Patrimoine

Théodore Hersart de la Villemarqué

Si Arthur de la Borderie est sans aucun doute l’un des noms les plus connus de l’Historiographie bretonne, Théodore Hersart de Villemarqué reste quand à lui profondément lié à la philologie et à la linguistique bretonne, notamment par son fameux Barzaz Breiz.

Théodore Hersart, vicomte de La Villemarqué, nait le 7 Juillet 1815 à Quimperlé et est le dernier d’une famille de huit enfants. Fils d’Ursule Feydeau de Vaugien et de Pierre Hersart de la Villemarqué, il passe sa jeunesse au manoir du Plessis-Nizon et c’est à la suite de sa mère qu’il se passionne pour la littérature orale bretonne – bas-breton plus précisément, car quasiment aucun paysan ne parle français à cette période-là.

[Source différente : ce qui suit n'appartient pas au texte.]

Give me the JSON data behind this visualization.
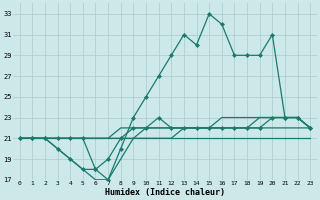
{
  "xlabel": "Humidex (Indice chaleur)",
  "bg_color": "#cce8e8",
  "grid_color": "#aacccc",
  "line_color": "#1a7a6e",
  "xlim": [
    -0.5,
    23.5
  ],
  "ylim": [
    17,
    34
  ],
  "yticks": [
    17,
    19,
    21,
    23,
    25,
    27,
    29,
    31,
    33
  ],
  "xticks": [
    0,
    1,
    2,
    3,
    4,
    5,
    6,
    7,
    8,
    9,
    10,
    11,
    12,
    13,
    14,
    15,
    16,
    17,
    18,
    19,
    20,
    21,
    22,
    23
  ],
  "series": [
    {
      "x": [
        0,
        1,
        2,
        3,
        4,
        5,
        6,
        7,
        8,
        9,
        10,
        11,
        12,
        13,
        14,
        15,
        16,
        17,
        18,
        19,
        20,
        21,
        22,
        23
      ],
      "y": [
        21,
        21,
        21,
        21,
        21,
        21,
        21,
        21,
        21,
        21,
        21,
        21,
        21,
        21,
        21,
        21,
        21,
        21,
        21,
        21,
        21,
        21,
        21,
        21
      ],
      "marker": false
    },
    {
      "x": [
        0,
        1,
        2,
        3,
        4,
        5,
        6,
        7,
        8,
        9,
        10,
        11,
        12,
        13,
        14,
        15,
        16,
        17,
        18,
        19,
        20,
        21,
        22,
        23
      ],
      "y": [
        21,
        21,
        21,
        21,
        21,
        21,
        21,
        21,
        21,
        21,
        21,
        21,
        21,
        22,
        22,
        22,
        22,
        22,
        22,
        22,
        22,
        22,
        22,
        22
      ],
      "marker": false
    },
    {
      "x": [
        0,
        1,
        2,
        3,
        4,
        5,
        6,
        7,
        8,
        9,
        10,
        11,
        12,
        13,
        14,
        15,
        16,
        17,
        18,
        19,
        20,
        21,
        22,
        23
      ],
      "y": [
        21,
        21,
        21,
        21,
        21,
        21,
        21,
        21,
        22,
        22,
        22,
        22,
        22,
        22,
        22,
        22,
        23,
        23,
        23,
        23,
        23,
        23,
        23,
        22
      ],
      "marker": false
    },
    {
      "x": [
        0,
        1,
        2,
        3,
        4,
        5,
        6,
        7,
        8,
        9,
        10,
        11,
        12,
        13,
        14,
        15,
        16,
        17,
        18,
        19,
        20,
        21,
        22,
        23
      ],
      "y": [
        21,
        21,
        21,
        20,
        19,
        18,
        18,
        19,
        21,
        22,
        22,
        23,
        22,
        22,
        22,
        22,
        22,
        22,
        22,
        22,
        23,
        23,
        23,
        22
      ],
      "marker": true
    },
    {
      "x": [
        0,
        1,
        2,
        3,
        4,
        5,
        6,
        7,
        8,
        9,
        10,
        11,
        12,
        13,
        14,
        15,
        16,
        17,
        18,
        19,
        20,
        21,
        22,
        23
      ],
      "y": [
        21,
        21,
        21,
        20,
        19,
        18,
        17,
        17,
        19,
        21,
        22,
        22,
        22,
        22,
        22,
        22,
        22,
        22,
        22,
        23,
        23,
        23,
        23,
        22
      ],
      "marker": false
    },
    {
      "x": [
        0,
        1,
        2,
        3,
        4,
        5,
        6,
        7,
        8,
        9,
        10,
        11,
        12,
        13,
        14,
        15,
        16,
        17,
        18,
        19,
        20,
        21,
        22,
        23
      ],
      "y": [
        21,
        21,
        21,
        21,
        21,
        21,
        18,
        17,
        20,
        23,
        25,
        27,
        29,
        31,
        30,
        33,
        32,
        29,
        29,
        29,
        31,
        23,
        23,
        22
      ],
      "marker": true
    }
  ]
}
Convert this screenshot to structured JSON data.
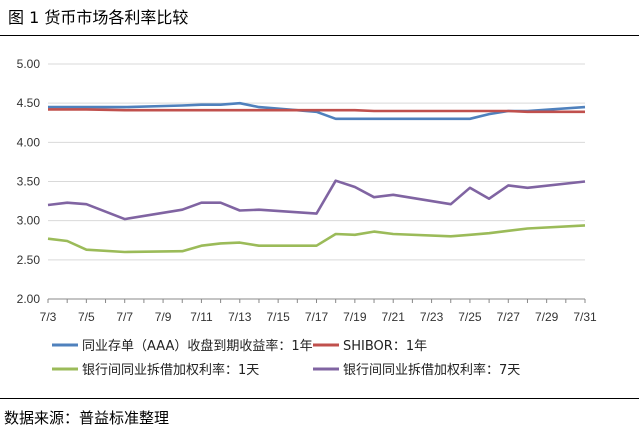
{
  "header": {
    "figure_title": "图 1  货币市场各利率比较"
  },
  "footer": {
    "source": "数据来源：普益标准整理"
  },
  "chart_data": {
    "type": "line",
    "title": "",
    "xlabel": "",
    "ylabel": "",
    "ylim": [
      2.0,
      5.0
    ],
    "yticks": [
      "2.00",
      "2.50",
      "3.00",
      "3.50",
      "4.00",
      "4.50",
      "5.00"
    ],
    "x_tick_labels": [
      "7/3",
      "7/5",
      "7/7",
      "7/9",
      "7/11",
      "7/13",
      "7/15",
      "7/17",
      "7/19",
      "7/21",
      "7/23",
      "7/25",
      "7/27",
      "7/29",
      "7/31"
    ],
    "x": [
      3,
      4,
      5,
      7,
      10,
      11,
      12,
      13,
      14,
      17,
      18,
      19,
      20,
      21,
      24,
      25,
      26,
      27,
      28,
      31
    ],
    "series": [
      {
        "name": "同业存单（AAA）收盘到期收益率：1年",
        "color": "#4f81bd",
        "values": [
          4.45,
          4.45,
          4.45,
          4.45,
          4.47,
          4.48,
          4.48,
          4.5,
          4.45,
          4.39,
          4.3,
          4.3,
          4.3,
          4.3,
          4.3,
          4.3,
          4.36,
          4.4,
          4.4,
          4.45
        ]
      },
      {
        "name": "SHIBOR：1年",
        "color": "#c0504d",
        "values": [
          4.42,
          4.42,
          4.42,
          4.41,
          4.41,
          4.41,
          4.41,
          4.41,
          4.41,
          4.41,
          4.41,
          4.41,
          4.4,
          4.4,
          4.4,
          4.4,
          4.4,
          4.4,
          4.39,
          4.39
        ]
      },
      {
        "name": "银行间同业拆借加权利率：1天",
        "color": "#9bbb59",
        "values": [
          2.77,
          2.74,
          2.63,
          2.6,
          2.61,
          2.68,
          2.71,
          2.72,
          2.68,
          2.68,
          2.83,
          2.82,
          2.86,
          2.83,
          2.8,
          2.82,
          2.84,
          2.87,
          2.9,
          2.94
        ]
      },
      {
        "name": "银行间同业拆借加权利率：7天",
        "color": "#8064a2",
        "values": [
          3.2,
          3.23,
          3.21,
          3.02,
          3.14,
          3.23,
          3.23,
          3.13,
          3.14,
          3.09,
          3.51,
          3.43,
          3.3,
          3.33,
          3.21,
          3.42,
          3.28,
          3.45,
          3.42,
          3.5
        ]
      }
    ],
    "legend_position": "bottom"
  }
}
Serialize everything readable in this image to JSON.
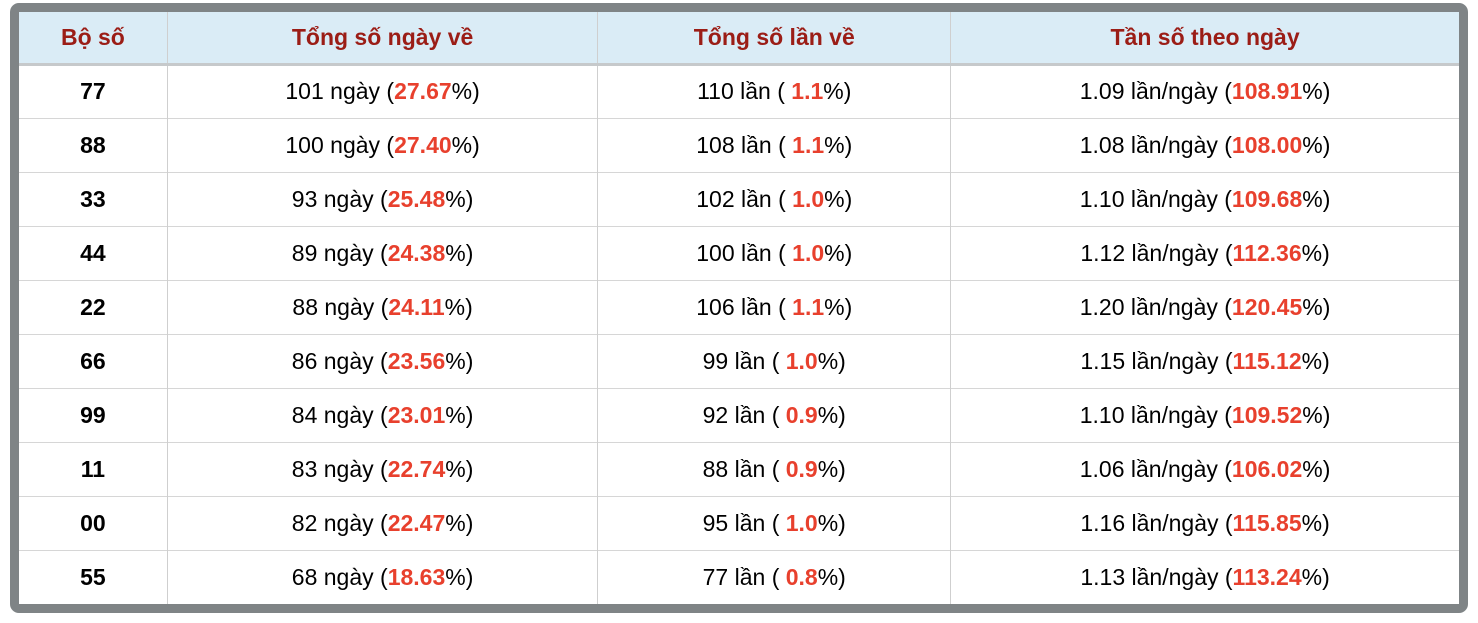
{
  "colors": {
    "frame": "#7f8486",
    "header_bg": "#daecf6",
    "header_text": "#9b1d16",
    "cell_border": "#cfcfcf",
    "header_border": "#c6c9cb",
    "row_border": "#d6d6d6",
    "accent_red": "#e8402d",
    "text": "#000000",
    "page_bg": "#ffffff"
  },
  "table": {
    "headers": [
      "Bộ số",
      "Tổng số ngày về",
      "Tổng số lần về",
      "Tần số theo ngày"
    ],
    "units": {
      "days": "ngày",
      "times": "lần",
      "freq": "lần/ngày"
    },
    "rows": [
      {
        "pair": "77",
        "days": "101",
        "days_pct": "27.67",
        "times": "110",
        "times_pct": "1.1",
        "freq": "1.09",
        "freq_pct": "108.91"
      },
      {
        "pair": "88",
        "days": "100",
        "days_pct": "27.40",
        "times": "108",
        "times_pct": "1.1",
        "freq": "1.08",
        "freq_pct": "108.00"
      },
      {
        "pair": "33",
        "days": "93",
        "days_pct": "25.48",
        "times": "102",
        "times_pct": "1.0",
        "freq": "1.10",
        "freq_pct": "109.68"
      },
      {
        "pair": "44",
        "days": "89",
        "days_pct": "24.38",
        "times": "100",
        "times_pct": "1.0",
        "freq": "1.12",
        "freq_pct": "112.36"
      },
      {
        "pair": "22",
        "days": "88",
        "days_pct": "24.11",
        "times": "106",
        "times_pct": "1.1",
        "freq": "1.20",
        "freq_pct": "120.45"
      },
      {
        "pair": "66",
        "days": "86",
        "days_pct": "23.56",
        "times": "99",
        "times_pct": "1.0",
        "freq": "1.15",
        "freq_pct": "115.12"
      },
      {
        "pair": "99",
        "days": "84",
        "days_pct": "23.01",
        "times": "92",
        "times_pct": "0.9",
        "freq": "1.10",
        "freq_pct": "109.52"
      },
      {
        "pair": "11",
        "days": "83",
        "days_pct": "22.74",
        "times": "88",
        "times_pct": "0.9",
        "freq": "1.06",
        "freq_pct": "106.02"
      },
      {
        "pair": "00",
        "days": "82",
        "days_pct": "22.47",
        "times": "95",
        "times_pct": "1.0",
        "freq": "1.16",
        "freq_pct": "115.85"
      },
      {
        "pair": "55",
        "days": "68",
        "days_pct": "18.63",
        "times": "77",
        "times_pct": "0.8",
        "freq": "1.13",
        "freq_pct": "113.24"
      }
    ]
  }
}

Etudiant au collègue jésuite de Sainte Anne d’Auray puis diplômé du baccalauréat à Rennes, il part ensuite à Paris pour y intégrer l’Ecole des Chartes en 1836. Pendant ces quelques années à Paris, il pourra ainsi côtoyer de nombreux critiques littéraires, et se lier même de sympathie avec Sainte Beuve ou encore Le Gonidec.

Les années 1837-1838 sont également marquées par l’expédition galloise où, invité par Lady Herbert et la Cymdeithas Cymreigyddion y Fenny (société des galloisants d’Abergavenny), La Villemarqué prend la tête d’une délégation pour y préparer son Rapport sur la littérature du Pays de Galles. Dans ce rapport, il décrit avec précision les similitudes linguistiques entre la langue des bardes des premiers siècles de l’ère chrétienne et le bas-breton de son enfance : « Dans son enthousiasme, le jeune barde n’hésitait pas à déclarer que la langue de Taliésin était exactement celle que parlent aujourd’hui les paysans de la Basse Bretagne. ».

De retour à Paris, La Villemarqué publie en Août 1839 la première édition du Barzaz Breiz, chants populaires de la Bretagne. Il y compile un grand nombre de chants collectés « au travers de la campagne bretonne », lors de veillées, de pardons et de fêtes, avec un écueil de taille : quasiment aucun de ces paysans de basse-bretagne ne sait lire. Le succès est toutefois immédiat, et la réception critique est unanime sur les « diamants du Barzaz Breiz », comme le dira George Sand quelques années plus tard.